Polemik Menghidupkan Kembali Dewan Pertimbangan Agung (DPA), Apa Plus-Minusnya?

Dewan Pertimbangan Agung (DPA)
Dewan Pertimbangan Agung (DPA). (Ilustrasi/Istimewa)

Semarang, Idola 92.6 FM – Wacana pembentukan Presidential Club yang digagas oleh presiden terpilih Prabowo Subianto terus berembus. Kini, muncul gagasan, Presidential Club diformalitaskan menjadi Dewan Pertimbangan Agung (DPA) seperti dahulu. Hal itu disampaikan oleh Ketua Majelis Permusyawaratan Rakyat (MPR) RI Bambang Soesatyo beberapa waktu lalu.

Atas usulan itu, beragam reaksi bermunculan.
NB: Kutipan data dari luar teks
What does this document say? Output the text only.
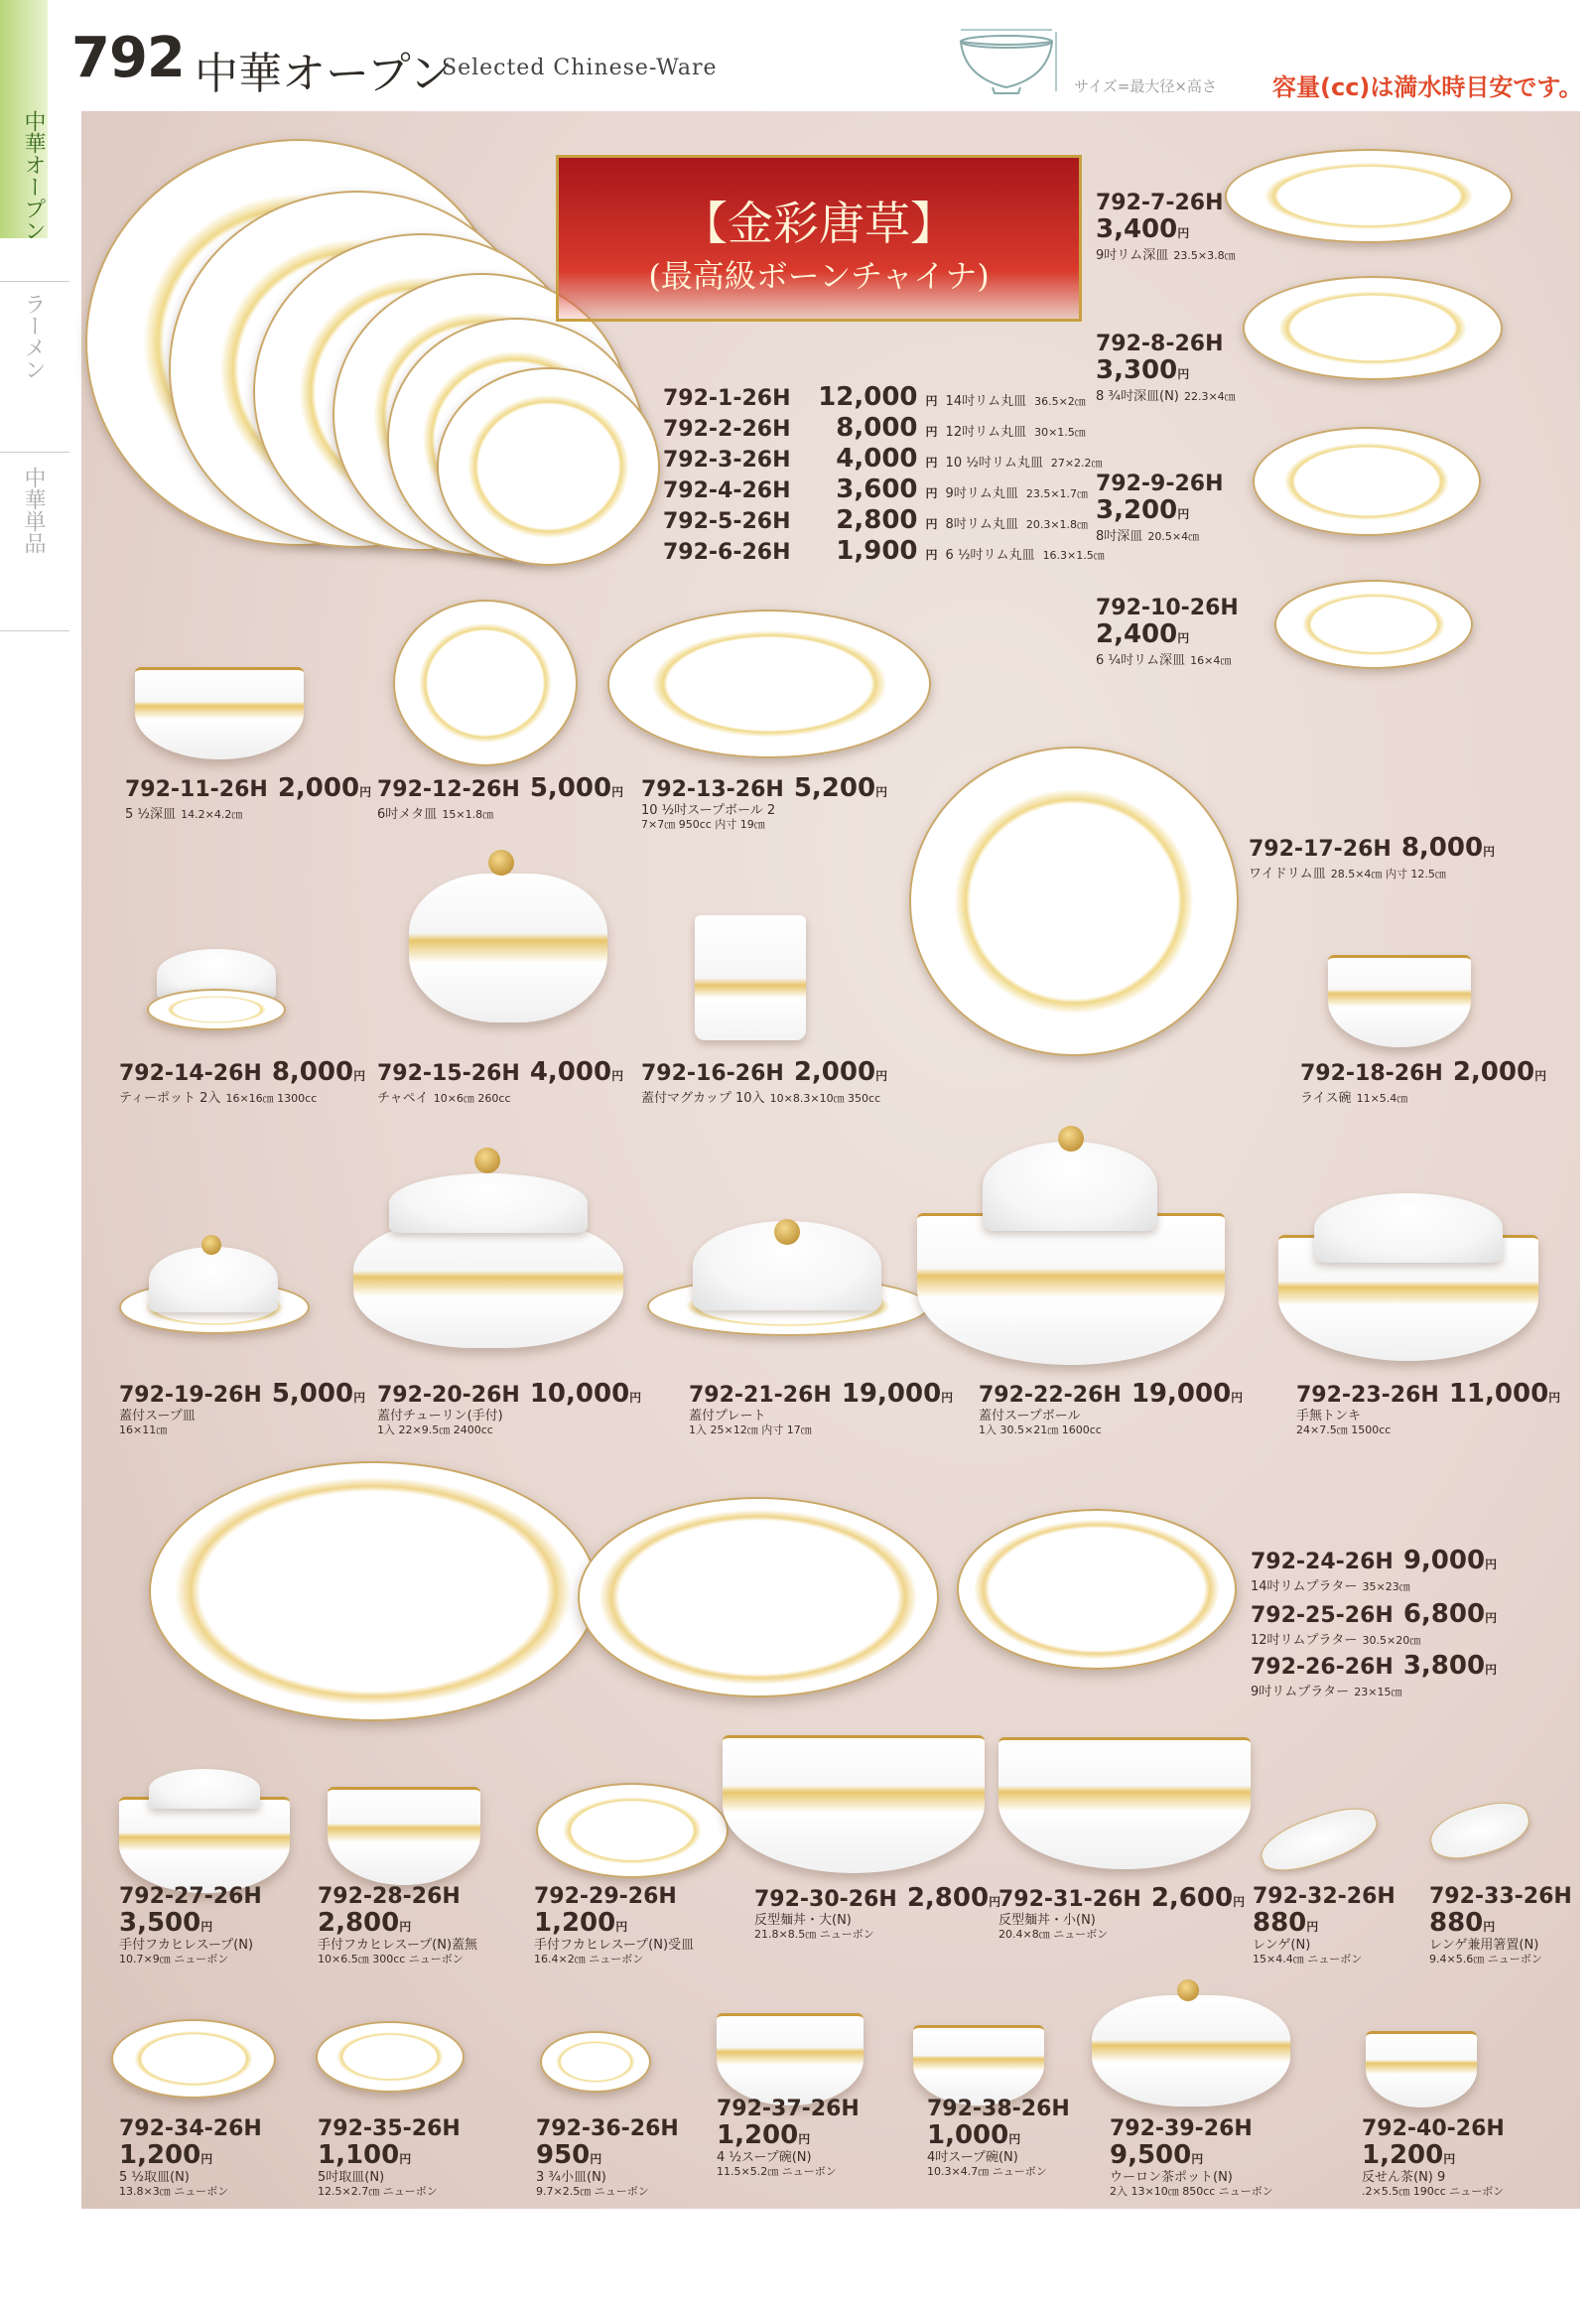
792 中華オープン
Selected Chinese-Ware
サイズ=最大径×高さ 容量(cc)は満水時目安です。
中華オープン
ラーメン
中華単品
【金彩唐草】
(最高級ボーンチャイナ)
792-1-26H	12,000 円 14吋リム丸皿 36.5×2㎝
792-2-26H	8,000 円 12吋リム丸皿 30×1.5㎝
792-3-26H	4,000 円 10 ½吋リム丸皿 27×2.2㎝
792-4-26H	3,600 円 9吋リム丸皿 23.5×1.7㎝
792-5-26H	2,800 円 8吋リム丸皿 20.3×1.8㎝
792-6-26H	1,900 円 6 ½吋リム丸皿 16.3×1.5㎝
792-7-26H
3,400円
9吋リム深皿 23.5×3.8㎝
792-8-26H
3,300円
8 ¾吋深皿(N) 22.3×4㎝
792-9-26H
3,200円
8吋深皿 20.5×4㎝
792-10-26H
2,400円
6 ¼吋リム深皿 16×4㎝
792-11-26H 2,000円
5 ½深皿 14.2×4.2㎝
792-12-26H 5,000円
6吋メタ皿 15×1.8㎝
792-13-26H 5,200円
10 ½吋スープボール 2
7×7㎝ 950cc 内寸 19㎝
792-17-26H 8,000円
ワイドリム皿 28.5×4㎝ 内寸 12.5㎝
792-14-26H 8,000円
ティーポット 2入 16×16㎝ 1300cc
792-15-26H 4,000円
チャペイ 10×6㎝ 260cc
792-16-26H 2,000円
蓋付マグカップ 10入 10×8.3×10㎝ 350cc
792-18-26H 2,000円
ライス碗 11×5.4㎝
792-19-26H 5,000円
蓋付スープ皿
16×11㎝
792-20-26H 10,000円
蓋付チューリン(手付)
1入 22×9.5㎝ 2400cc
792-21-26H 19,000円
蓋付プレート
1入 25×12㎝ 内寸 17㎝
792-22-26H 19,000円
蓋付スープボール
1入 30.5×21㎝ 1600cc
792-23-26H 11,000円
手無トンキ
24×7.5㎝ 1500cc
792-24-26H 9,000円
14吋リムプラター 35×23㎝
792-25-26H 6,800円
12吋リムプラター 30.5×20㎝
792-26-26H 3,800円
9吋リムプラター 23×15㎝
792-27-26H
3,500円
手付フカヒレスープ(N)
10.7×9㎝ ニューボン
792-28-26H
2,800円
手付フカヒレスープ(N)蓋無
10×6.5㎝ 300cc ニューボン
792-29-26H
1,200円
手付フカヒレスープ(N)受皿
16.4×2㎝ ニューボン
792-30-26H 2,800円
反型麺丼・大(N)
21.8×8.5㎝ ニューボン
792-31-26H 2,600円
反型麺丼・小(N)
20.4×8㎝ ニューボン
792-32-26H
880円
レンゲ(N)
15×4.4㎝ ニューボン
792-33-26H
880円
レンゲ兼用箸置(N)
9.4×5.6㎝ ニューボン
792-34-26H
1,200円
5 ½取皿(N)
13.8×3㎝ ニューボン
792-35-26H
1,100円
5吋取皿(N)
12.5×2.7㎝ ニューボン
792-36-26H
950円
3 ¾小皿(N)
9.7×2.5㎝ ニューボン
792-37-26H
1,200円
4 ½スープ碗(N)
11.5×5.2㎝ ニューボン
792-38-26H
1,000円
4吋スープ碗(N)
10.3×4.7㎝ ニューボン
792-39-26H
9,500円
ウーロン茶ポット(N)
2入 13×10㎝ 850cc ニューボン
792-40-26H
1,200円
反せん茶(N) 9
.2×5.5㎝ 190cc ニューボン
Mereka yang tak setuju menilai, ide menghidupkan kembali DPA sulit untuk direalisasikan karena harus mengamendemen UUD 1945. Selain itu, DPA adalah struktur ketatanegaraan di masa Orde Baru, dan telah dihapus di era Reformasi. Akan lebih bagus konsep Prabowo Subianto yang ingin membentuk Presidential Club, diperuntukan bagi para mantan presiden.

Sementara itu, Wakil Presiden ke-10 dan ke-12 Jusuf Kalla menilai, DPA tidak perlu dihidupkan lagi lantaran sudah terdapat Dewan Pertimbangan Presiden atau Wantimpres sebagai pengganti DPA. Keberadaan lembaga yang mempunyai tugas memberikan nasihat dan pertimbangan kepada Presiden memang masih tetap diperlukan tetapi statusnya menjadi bagian dari kekuasaan pemerintahan negara yang berada di bawah Presiden dan bertanggung jawab kepada Presiden. Keberadaan Wantimpres diatur dalam UU Nomor 19 Tahun 2006.

Lalu, menyorot polemik menghidupkan kembali Dewan Pertimbangan Agung (DPA); Apa plus-minusnya? Apakah gagasan ini merupakan sebuah langkah terobosan atau justru kemunduran?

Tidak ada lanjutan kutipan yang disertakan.